OPEC総会通過で増産折込、WTI70ドル回復へ

 週末開催された注目のOPEC総会は、7月から名目100万バレル増産を行うことで合意しました。増産に前向きなサウジアラビアと反対するイラン、ヴェネズエラなどの対立があり、全会一致が原則のOPECにおいては玉虫色の決着となりました。個別の具体的な増産量は示さず、曖昧な目安を立てるにとどめました。OPECと非加盟国はこれまで、日量180万バレルの協調減産を目標としていましたが、ベネズエラやリビア、アンゴラの生産が予想外に落ち込み、減産順守率が直近で163%で、目標を大幅に上回る減産幅となっています。
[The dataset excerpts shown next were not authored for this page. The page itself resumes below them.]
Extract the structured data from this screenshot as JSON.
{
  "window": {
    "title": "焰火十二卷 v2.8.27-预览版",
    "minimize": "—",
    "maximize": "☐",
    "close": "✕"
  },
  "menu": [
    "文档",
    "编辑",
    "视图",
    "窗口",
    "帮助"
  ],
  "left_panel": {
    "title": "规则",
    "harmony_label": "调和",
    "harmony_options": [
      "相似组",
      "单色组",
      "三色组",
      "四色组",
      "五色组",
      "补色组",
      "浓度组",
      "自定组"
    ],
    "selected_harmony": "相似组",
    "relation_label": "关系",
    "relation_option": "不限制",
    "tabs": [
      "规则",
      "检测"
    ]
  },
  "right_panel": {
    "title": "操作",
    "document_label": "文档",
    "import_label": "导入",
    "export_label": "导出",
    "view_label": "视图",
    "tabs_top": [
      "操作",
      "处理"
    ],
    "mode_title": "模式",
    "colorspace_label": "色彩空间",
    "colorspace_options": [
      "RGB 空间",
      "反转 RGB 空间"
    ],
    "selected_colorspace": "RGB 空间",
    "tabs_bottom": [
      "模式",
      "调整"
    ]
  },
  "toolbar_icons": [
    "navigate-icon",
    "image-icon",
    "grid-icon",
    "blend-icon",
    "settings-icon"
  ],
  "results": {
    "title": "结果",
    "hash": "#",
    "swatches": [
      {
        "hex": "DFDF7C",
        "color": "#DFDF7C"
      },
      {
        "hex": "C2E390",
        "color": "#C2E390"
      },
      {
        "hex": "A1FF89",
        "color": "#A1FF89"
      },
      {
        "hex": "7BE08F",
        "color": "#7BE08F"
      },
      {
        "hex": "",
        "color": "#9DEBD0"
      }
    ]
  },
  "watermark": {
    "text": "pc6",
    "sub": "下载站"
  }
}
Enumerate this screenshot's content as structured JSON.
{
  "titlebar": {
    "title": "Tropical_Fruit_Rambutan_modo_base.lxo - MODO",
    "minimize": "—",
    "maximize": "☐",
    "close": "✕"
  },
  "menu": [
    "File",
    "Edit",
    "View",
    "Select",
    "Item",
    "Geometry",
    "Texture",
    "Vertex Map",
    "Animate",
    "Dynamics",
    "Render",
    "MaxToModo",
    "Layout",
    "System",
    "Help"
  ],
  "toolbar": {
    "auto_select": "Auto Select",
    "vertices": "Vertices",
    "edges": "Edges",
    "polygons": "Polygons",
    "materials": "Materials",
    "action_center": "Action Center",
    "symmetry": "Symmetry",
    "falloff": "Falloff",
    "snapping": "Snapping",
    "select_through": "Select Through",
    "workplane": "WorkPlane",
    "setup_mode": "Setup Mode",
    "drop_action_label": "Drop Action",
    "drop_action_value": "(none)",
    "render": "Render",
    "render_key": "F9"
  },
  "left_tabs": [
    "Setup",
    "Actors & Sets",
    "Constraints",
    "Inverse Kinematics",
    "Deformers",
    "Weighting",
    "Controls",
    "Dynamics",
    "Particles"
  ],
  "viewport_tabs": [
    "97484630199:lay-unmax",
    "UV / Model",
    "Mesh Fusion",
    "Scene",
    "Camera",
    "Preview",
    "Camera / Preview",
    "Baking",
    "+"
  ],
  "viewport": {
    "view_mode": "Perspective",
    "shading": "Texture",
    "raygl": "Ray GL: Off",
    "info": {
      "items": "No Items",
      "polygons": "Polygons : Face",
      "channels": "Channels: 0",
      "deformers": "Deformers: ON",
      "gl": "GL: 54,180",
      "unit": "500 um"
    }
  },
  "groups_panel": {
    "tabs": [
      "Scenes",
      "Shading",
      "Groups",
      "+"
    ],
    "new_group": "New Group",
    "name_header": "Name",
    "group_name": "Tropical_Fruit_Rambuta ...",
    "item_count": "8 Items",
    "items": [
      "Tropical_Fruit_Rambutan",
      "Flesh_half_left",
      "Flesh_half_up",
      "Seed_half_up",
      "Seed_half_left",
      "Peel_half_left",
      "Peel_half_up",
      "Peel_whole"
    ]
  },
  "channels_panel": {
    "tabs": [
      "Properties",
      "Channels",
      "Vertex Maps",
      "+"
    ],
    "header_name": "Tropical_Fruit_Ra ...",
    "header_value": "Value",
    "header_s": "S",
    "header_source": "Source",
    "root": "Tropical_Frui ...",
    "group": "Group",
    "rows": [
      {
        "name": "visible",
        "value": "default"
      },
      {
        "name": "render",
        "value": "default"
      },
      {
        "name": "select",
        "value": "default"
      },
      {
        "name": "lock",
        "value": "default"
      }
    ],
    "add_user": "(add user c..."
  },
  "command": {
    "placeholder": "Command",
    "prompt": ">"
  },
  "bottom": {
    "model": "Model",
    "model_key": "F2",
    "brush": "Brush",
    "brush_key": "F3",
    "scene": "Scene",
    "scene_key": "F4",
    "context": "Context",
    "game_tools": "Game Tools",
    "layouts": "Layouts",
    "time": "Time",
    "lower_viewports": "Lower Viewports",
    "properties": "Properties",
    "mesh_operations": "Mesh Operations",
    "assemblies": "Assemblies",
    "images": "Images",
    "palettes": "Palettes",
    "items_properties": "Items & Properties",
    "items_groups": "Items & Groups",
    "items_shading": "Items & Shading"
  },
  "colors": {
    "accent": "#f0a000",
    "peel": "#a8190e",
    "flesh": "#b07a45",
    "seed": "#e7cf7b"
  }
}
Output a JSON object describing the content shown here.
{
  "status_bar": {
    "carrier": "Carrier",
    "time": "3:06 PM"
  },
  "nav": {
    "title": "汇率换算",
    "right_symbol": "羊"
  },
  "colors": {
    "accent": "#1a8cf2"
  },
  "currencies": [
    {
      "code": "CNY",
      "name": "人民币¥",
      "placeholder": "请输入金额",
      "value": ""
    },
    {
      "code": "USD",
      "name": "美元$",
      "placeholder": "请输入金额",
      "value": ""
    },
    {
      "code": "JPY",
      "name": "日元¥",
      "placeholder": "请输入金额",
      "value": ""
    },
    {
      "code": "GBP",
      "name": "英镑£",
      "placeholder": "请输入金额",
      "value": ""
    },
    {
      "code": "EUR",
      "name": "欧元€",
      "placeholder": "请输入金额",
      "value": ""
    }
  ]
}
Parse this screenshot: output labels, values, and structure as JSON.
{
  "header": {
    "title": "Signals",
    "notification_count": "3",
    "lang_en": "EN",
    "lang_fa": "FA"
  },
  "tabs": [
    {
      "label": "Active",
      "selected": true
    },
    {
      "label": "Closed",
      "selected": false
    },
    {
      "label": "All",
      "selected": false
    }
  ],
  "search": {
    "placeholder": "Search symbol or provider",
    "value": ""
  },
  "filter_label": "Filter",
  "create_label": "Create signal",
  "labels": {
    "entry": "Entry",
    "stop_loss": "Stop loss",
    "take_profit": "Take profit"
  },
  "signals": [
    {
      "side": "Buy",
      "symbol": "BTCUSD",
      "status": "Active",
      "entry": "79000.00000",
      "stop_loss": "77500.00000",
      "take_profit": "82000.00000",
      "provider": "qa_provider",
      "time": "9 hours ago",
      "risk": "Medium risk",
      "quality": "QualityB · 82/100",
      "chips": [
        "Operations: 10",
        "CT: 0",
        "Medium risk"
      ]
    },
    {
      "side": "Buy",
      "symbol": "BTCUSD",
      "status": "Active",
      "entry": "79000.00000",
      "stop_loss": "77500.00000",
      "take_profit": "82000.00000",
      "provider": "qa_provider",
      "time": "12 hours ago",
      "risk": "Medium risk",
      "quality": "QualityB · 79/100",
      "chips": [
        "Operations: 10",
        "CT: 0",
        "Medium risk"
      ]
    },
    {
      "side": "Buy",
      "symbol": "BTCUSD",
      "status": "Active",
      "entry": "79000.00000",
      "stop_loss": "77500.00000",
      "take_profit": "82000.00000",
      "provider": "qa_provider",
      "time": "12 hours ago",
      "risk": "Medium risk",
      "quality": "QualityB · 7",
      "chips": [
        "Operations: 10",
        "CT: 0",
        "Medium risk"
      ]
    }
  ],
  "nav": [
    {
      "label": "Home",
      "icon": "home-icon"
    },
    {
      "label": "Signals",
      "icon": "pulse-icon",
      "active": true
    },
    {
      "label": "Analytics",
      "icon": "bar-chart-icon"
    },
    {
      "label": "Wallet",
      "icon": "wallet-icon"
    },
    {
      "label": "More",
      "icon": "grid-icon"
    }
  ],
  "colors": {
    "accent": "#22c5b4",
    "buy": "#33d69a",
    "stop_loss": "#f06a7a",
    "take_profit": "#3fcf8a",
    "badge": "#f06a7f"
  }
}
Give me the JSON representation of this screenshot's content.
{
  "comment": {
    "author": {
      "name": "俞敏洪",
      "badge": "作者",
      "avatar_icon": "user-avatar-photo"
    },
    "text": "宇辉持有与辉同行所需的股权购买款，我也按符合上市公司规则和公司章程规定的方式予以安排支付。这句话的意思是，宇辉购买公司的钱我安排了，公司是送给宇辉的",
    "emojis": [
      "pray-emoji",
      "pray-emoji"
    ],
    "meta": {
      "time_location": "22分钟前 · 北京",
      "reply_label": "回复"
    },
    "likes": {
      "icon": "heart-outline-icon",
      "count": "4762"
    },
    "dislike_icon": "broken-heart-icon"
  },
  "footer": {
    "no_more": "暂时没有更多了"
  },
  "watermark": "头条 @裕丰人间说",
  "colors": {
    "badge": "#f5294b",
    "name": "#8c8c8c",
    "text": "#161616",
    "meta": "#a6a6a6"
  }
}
 OPECは声明で、減産順守率100%に従来目標に戻すと表明。サウジは、名目上、世界供給量の1%に相当する日量約100万バレルの増産につながると説明しましたが、イラクは一部諸国の生産の完全復旧は困難とみられることから、実質的な増産幅は同77万バレル程度になるとしました。特にヴェネズエラの基準生産206.7万(2016.10基準)から目標生産197.2万バレル/dayに減産する目標が直近では139.2万バレルまで落ち込み、減産順守率600%以上のダントツの1位です。アンゴラも175.1万から167.1万バレル/dayに減産目標が現在152.5万と減産順守率300%以上です。減産目標を上回って生産しているのはイラク1カ国だけで、減産順守率53%となっています。今回100万バレル増産でも賞味の実質増産は50~80万バレル程度と予想されます。

 このところの原油価格は、協調減産縮小をはやして軟調な展開となっていましたが、イベント通過増産を織込、しかし、実際はトランプ大統領に圧力かけられてやむなしの増産合意で、実際はさほどできないでしょうから、再度強気相場が戻ってくるのではないでしょうか。WTIも2/9安値58.07ドルから5/22高値72.83ドルまでの上げ幅に対し、6/18安値63.59ドルはフィボナッチ比率62%押し達成。これから70ドル回復の出直り相場となるのではないでしょうか。